Even before moving to the Angus Glens, I was aware that Lyell was a geologist of great repute, whose seminal work "The Principles of Geology" was responsible for widely establishing the principle of uniformitarianism, which states that the processes that had formed the landscape in the past are still at work today. I also knew that Lyell was an intimate of his namesake Charles Darwin, but even then to have made it to "scientists' corner" in Westminster Abbey is no mean achievement. I understand Lyell's observatory at his family seat of Kinnordy House a few miles from Balintore Castle, is still in existence and is being, or is to be, restored.


octopus in armour?

halibut in space suit?

An eagle-eyed friend who accompanied me on the trip to Westminster Abbey, spotted this extraordinary ghoulish carving on an ancient tomb (above left). What is it? We weren't sure if the head had worn away, but no, it is some kind of putative "octopus in armour". There is but a small leap to Admiral Ackbar (above right) of Star Wars ( a halibut in a space suit?).
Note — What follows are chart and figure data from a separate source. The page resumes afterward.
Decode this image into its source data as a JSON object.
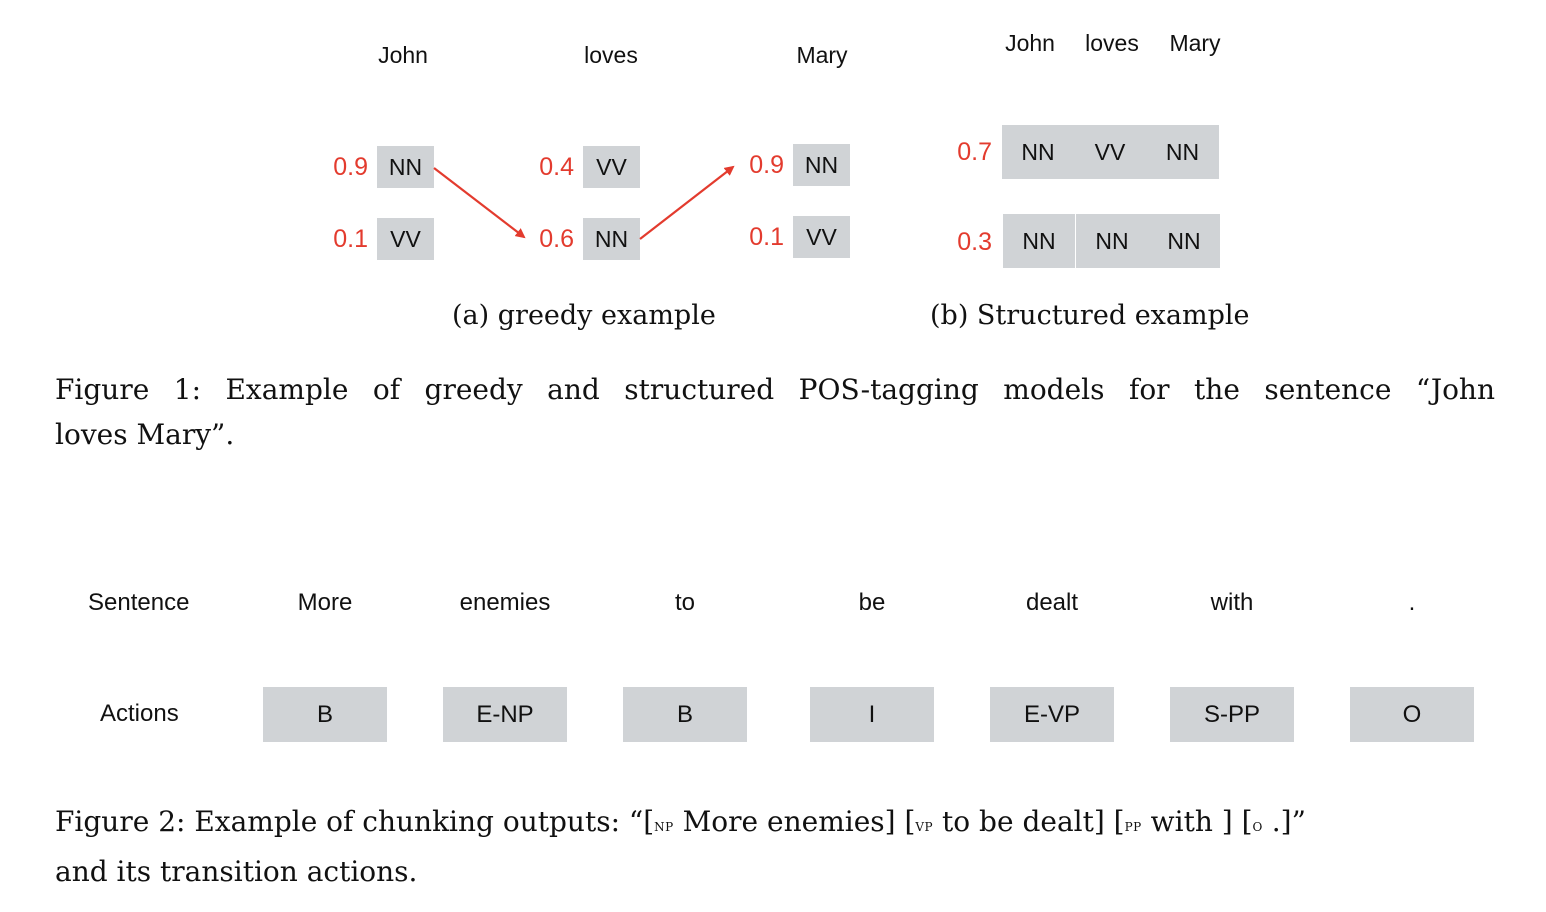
{
  "figure1": {
    "greedy": {
      "words": [
        "John",
        "loves",
        "Mary"
      ],
      "columns": [
        {
          "tags": [
            {
              "score": "0.9",
              "tag": "NN"
            },
            {
              "score": "0.1",
              "tag": "VV"
            }
          ]
        },
        {
          "tags": [
            {
              "score": "0.4",
              "tag": "VV"
            },
            {
              "score": "0.6",
              "tag": "NN"
            }
          ]
        },
        {
          "tags": [
            {
              "score": "0.9",
              "tag": "NN"
            },
            {
              "score": "0.1",
              "tag": "VV"
            }
          ]
        }
      ],
      "subcaption": "(a) greedy example"
    },
    "structured": {
      "words": [
        "John",
        "loves",
        "Mary"
      ],
      "rows": [
        {
          "score": "0.7",
          "tags": [
            "NN",
            "VV",
            "NN"
          ]
        },
        {
          "score": "0.3",
          "tags": [
            "NN",
            "NN",
            "NN"
          ]
        }
      ],
      "subcaption": "(b) Structured example"
    },
    "caption_line1": "Figure 1:  Example of greedy and structured POS-tagging models for the sentence “John",
    "caption_line2": "loves Mary”.",
    "arrow_color": "#e33b2e"
  },
  "figure2": {
    "sentence_label": "Sentence",
    "actions_label": "Actions",
    "words": [
      "More",
      "enemies",
      "to",
      "be",
      "dealt",
      "with",
      "."
    ],
    "actions": [
      "B",
      "E-NP",
      "B",
      "I",
      "E-VP",
      "S-PP",
      "O"
    ],
    "caption": {
      "prefix": "Figure 2:  Example of chunking outputs:  “[",
      "np": "np",
      "np_text": " More enemies] [",
      "vp": "vp",
      "vp_text": " to be dealt] [",
      "pp": "pp",
      "pp_text": " with ] [",
      "o": "o",
      "o_text": " .]”",
      "line2": "and its transition actions."
    }
  }
}
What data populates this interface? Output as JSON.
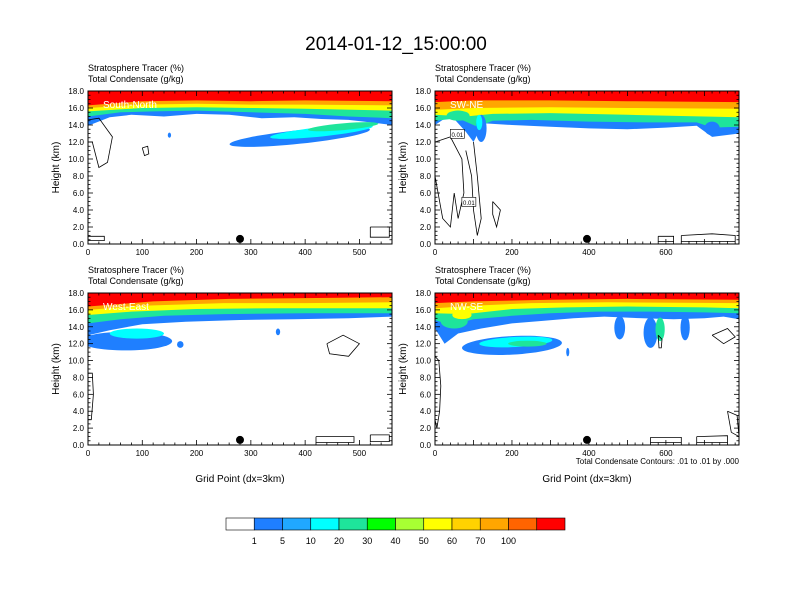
{
  "figure": {
    "title": "2014-01-12_15:00:00",
    "contour_note": "Total Condensate Contours: .01 to .01 by .000"
  },
  "colors": {
    "levels": [
      "#ffffff",
      "#1f7fff",
      "#20a8ff",
      "#00ffff",
      "#1ee59b",
      "#00ff00",
      "#a8ff33",
      "#ffff00",
      "#ffd200",
      "#ffa600",
      "#ff6400",
      "#ff0000"
    ]
  },
  "colorbar": {
    "labels": [
      "1",
      "5",
      "10",
      "20",
      "30",
      "40",
      "50",
      "60",
      "70",
      "100"
    ]
  },
  "chart_data": [
    {
      "type": "heatmap",
      "name": "South-North",
      "subtitle1": "Stratosphere Tracer   (%)",
      "subtitle2": "Total Condensate   (g/kg)",
      "ylabel": "Height (km)",
      "xlabel": "",
      "xlim": [
        0,
        560
      ],
      "ylim": [
        0,
        18
      ],
      "xticks": [
        0,
        100,
        200,
        300,
        400,
        500
      ],
      "yticks": [
        "0.0",
        "2.0",
        "4.0",
        "6.0",
        "8.0",
        "10.0",
        "12.0",
        "14.0",
        "16.0",
        "18.0"
      ],
      "marker": {
        "x": 280,
        "y": 0.6
      },
      "contour_labels": []
    },
    {
      "type": "heatmap",
      "name": "SW-NE",
      "subtitle1": "Stratosphere Tracer   (%)",
      "subtitle2": "Total Condensate   (g/kg)",
      "ylabel": "Height (km)",
      "xlabel": "",
      "xlim": [
        0,
        790
      ],
      "ylim": [
        0,
        18
      ],
      "xticks": [
        0,
        200,
        400,
        600
      ],
      "yticks": [
        "0.0",
        "2.0",
        "4.0",
        "6.0",
        "8.0",
        "10.0",
        "12.0",
        "14.0",
        "16.0",
        "18.0"
      ],
      "marker": {
        "x": 395,
        "y": 0.6
      },
      "contour_labels": [
        {
          "x": 58,
          "y": 12.9,
          "text": "0.01"
        },
        {
          "x": 88,
          "y": 4.9,
          "text": "0.01"
        }
      ]
    },
    {
      "type": "heatmap",
      "name": "West-East",
      "subtitle1": "Stratosphere Tracer   (%)",
      "subtitle2": "Total Condensate   (g/kg)",
      "ylabel": "Height (km)",
      "xlabel": "Grid Point (dx=3km)",
      "xlim": [
        0,
        560
      ],
      "ylim": [
        0,
        18
      ],
      "xticks": [
        0,
        100,
        200,
        300,
        400,
        500
      ],
      "yticks": [
        "0.0",
        "2.0",
        "4.0",
        "6.0",
        "8.0",
        "10.0",
        "12.0",
        "14.0",
        "16.0",
        "18.0"
      ],
      "marker": {
        "x": 280,
        "y": 0.6
      },
      "contour_labels": []
    },
    {
      "type": "heatmap",
      "name": "NW-SE",
      "subtitle1": "Stratosphere Tracer   (%)",
      "subtitle2": "Total Condensate   (g/kg)",
      "ylabel": "Height (km)",
      "xlabel": "Grid Point (dx=3km)",
      "xlim": [
        0,
        790
      ],
      "ylim": [
        0,
        18
      ],
      "xticks": [
        0,
        200,
        400,
        600
      ],
      "yticks": [
        "0.0",
        "2.0",
        "4.0",
        "6.0",
        "8.0",
        "10.0",
        "12.0",
        "14.0",
        "16.0",
        "18.0"
      ],
      "marker": {
        "x": 395,
        "y": 0.6
      },
      "contour_labels": []
    }
  ]
}
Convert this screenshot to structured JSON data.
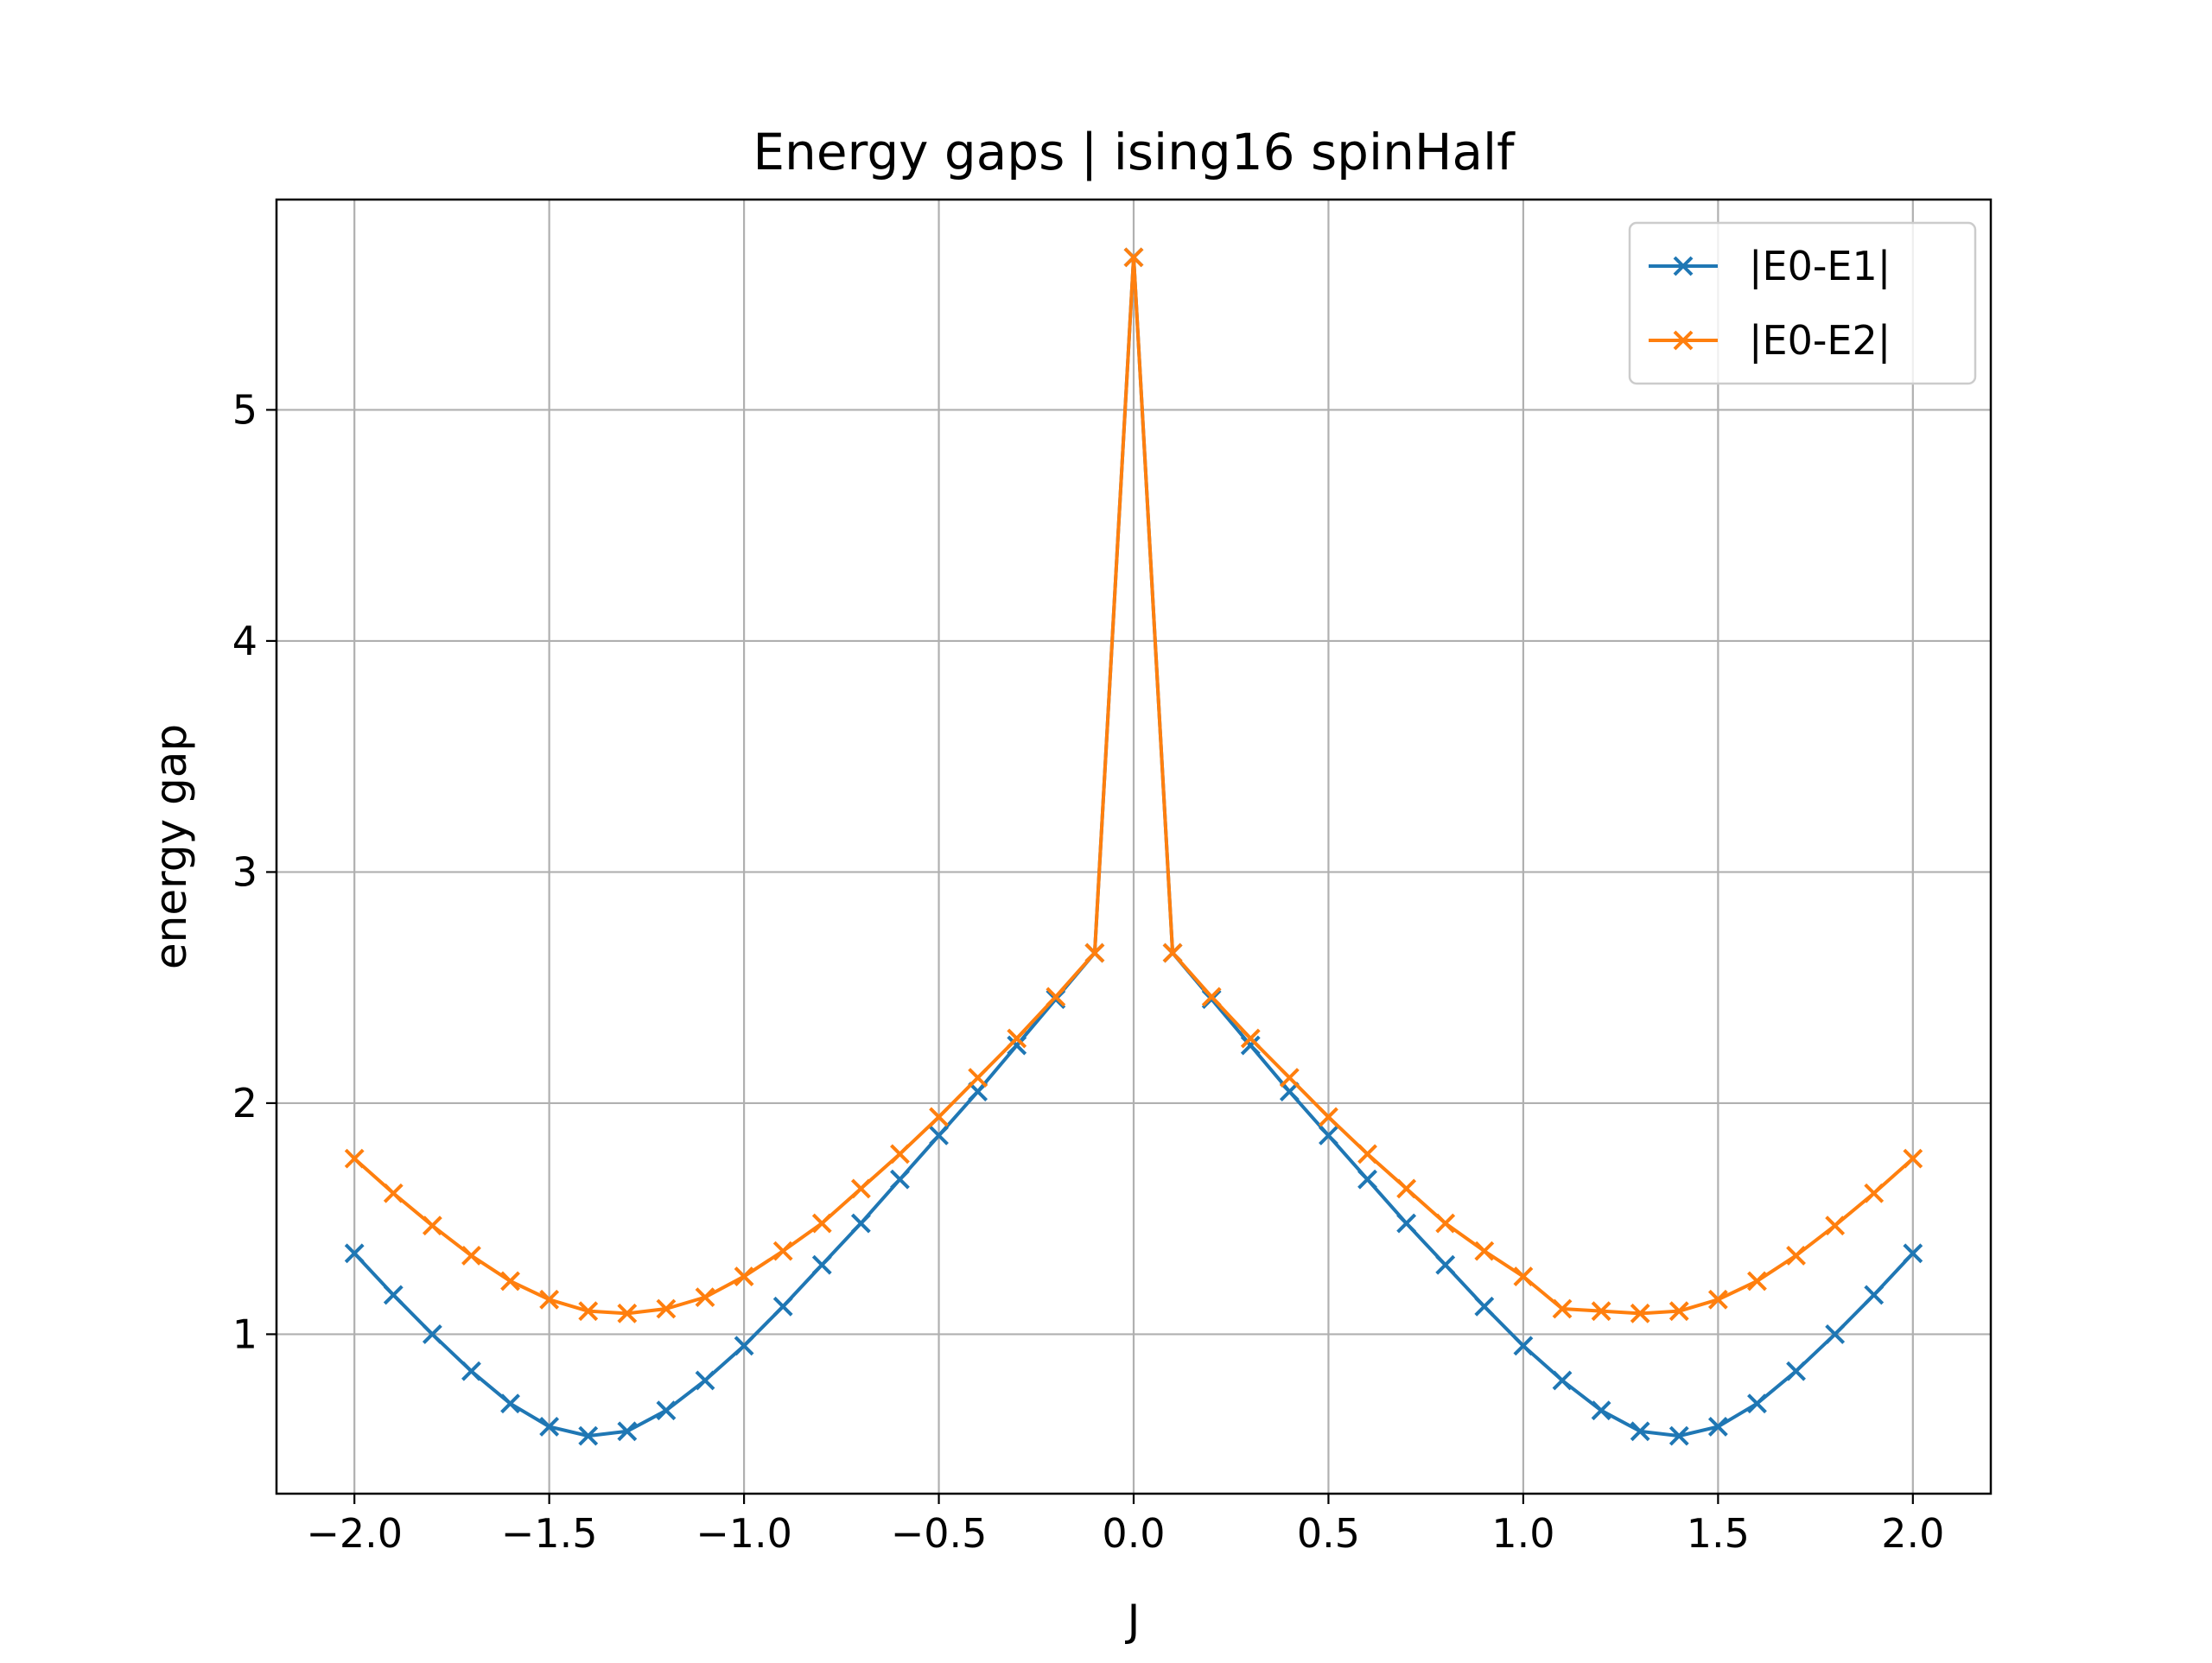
{
  "chart_data": {
    "type": "line",
    "title": "Energy gaps | ising16 spinHalf",
    "xlabel": "J",
    "ylabel": "energy gap",
    "xlim": [
      -2.2,
      2.2
    ],
    "ylim": [
      0.31,
      5.91
    ],
    "x_ticks": [
      -2.0,
      -1.5,
      -1.0,
      -0.5,
      0.0,
      0.5,
      1.0,
      1.5,
      2.0
    ],
    "x_tick_labels": [
      "−2.0",
      "−1.5",
      "−1.0",
      "−0.5",
      "0.0",
      "0.5",
      "1.0",
      "1.5",
      "2.0"
    ],
    "y_ticks": [
      1,
      2,
      3,
      4,
      5
    ],
    "y_tick_labels": [
      "1",
      "2",
      "3",
      "4",
      "5"
    ],
    "grid": true,
    "legend_position": "top-right",
    "marker": "x",
    "x": [
      -2.0,
      -1.9,
      -1.8,
      -1.7,
      -1.6,
      -1.5,
      -1.4,
      -1.3,
      -1.2,
      -1.1,
      -1.0,
      -0.9,
      -0.8,
      -0.7,
      -0.6,
      -0.5,
      -0.4,
      -0.3,
      -0.2,
      -0.1,
      0.0,
      0.1,
      0.2,
      0.3,
      0.4,
      0.5,
      0.6,
      0.7,
      0.8,
      0.9,
      1.0,
      1.1,
      1.2,
      1.3,
      1.4,
      1.5,
      1.6,
      1.7,
      1.8,
      1.9,
      2.0
    ],
    "series": [
      {
        "name": "|E0-E1|",
        "color": "#1f77b4",
        "values": [
          1.35,
          1.17,
          1.0,
          0.84,
          0.7,
          0.6,
          0.56,
          0.58,
          0.67,
          0.8,
          0.95,
          1.12,
          1.3,
          1.48,
          1.67,
          1.86,
          2.05,
          2.25,
          2.45,
          2.65,
          5.66,
          2.65,
          2.45,
          2.25,
          2.05,
          1.86,
          1.67,
          1.48,
          1.3,
          1.12,
          0.95,
          0.8,
          0.67,
          0.58,
          0.56,
          0.6,
          0.7,
          0.84,
          1.0,
          1.17,
          1.35
        ]
      },
      {
        "name": "|E0-E2|",
        "color": "#ff7f0e",
        "values": [
          1.76,
          1.61,
          1.47,
          1.34,
          1.23,
          1.15,
          1.1,
          1.09,
          1.11,
          1.16,
          1.25,
          1.36,
          1.48,
          1.63,
          1.78,
          1.94,
          2.11,
          2.28,
          2.46,
          2.65,
          5.66,
          2.65,
          2.46,
          2.28,
          2.11,
          1.94,
          1.78,
          1.63,
          1.48,
          1.36,
          1.25,
          1.11,
          1.1,
          1.09,
          1.1,
          1.15,
          1.23,
          1.34,
          1.47,
          1.61,
          1.76
        ]
      }
    ]
  }
}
It just shows you that any CGI monsters we can create nowadays are more than matched by the artists of history. I am thinking particularly of the mediaeval depictions of hell and the outandish creations of Hieronymus Bosch that defy modern understanding. So what does the"octopus in armour" signify? Did it mean the resident of the tomb had died in a battle at sea? Neither my Latin was up to the challenge. nor my friend of other ethnic origin.




red heraldic lion

white heraldic lion

Another creature much in evidence at Westminster Abbey is the heraldic beast, which is one of my very favourite subects ever. A succesful treatment of a heraldic beast is one of the very toughest tests, that will only be passed by the best artists. It is not about the  naturalism in the fantasy, but whether there an animus in the creature, and an observing mind behind the depiction. The heraldic beast may be regal and may be magnificent, but with an additional cadenza of humour or pathos, you know you are seeing the very best of class. Mary Queen of Scots'  tomb features this mercurially disturbing red lion, while the woebegone beast in white marble is a masterful study in misery.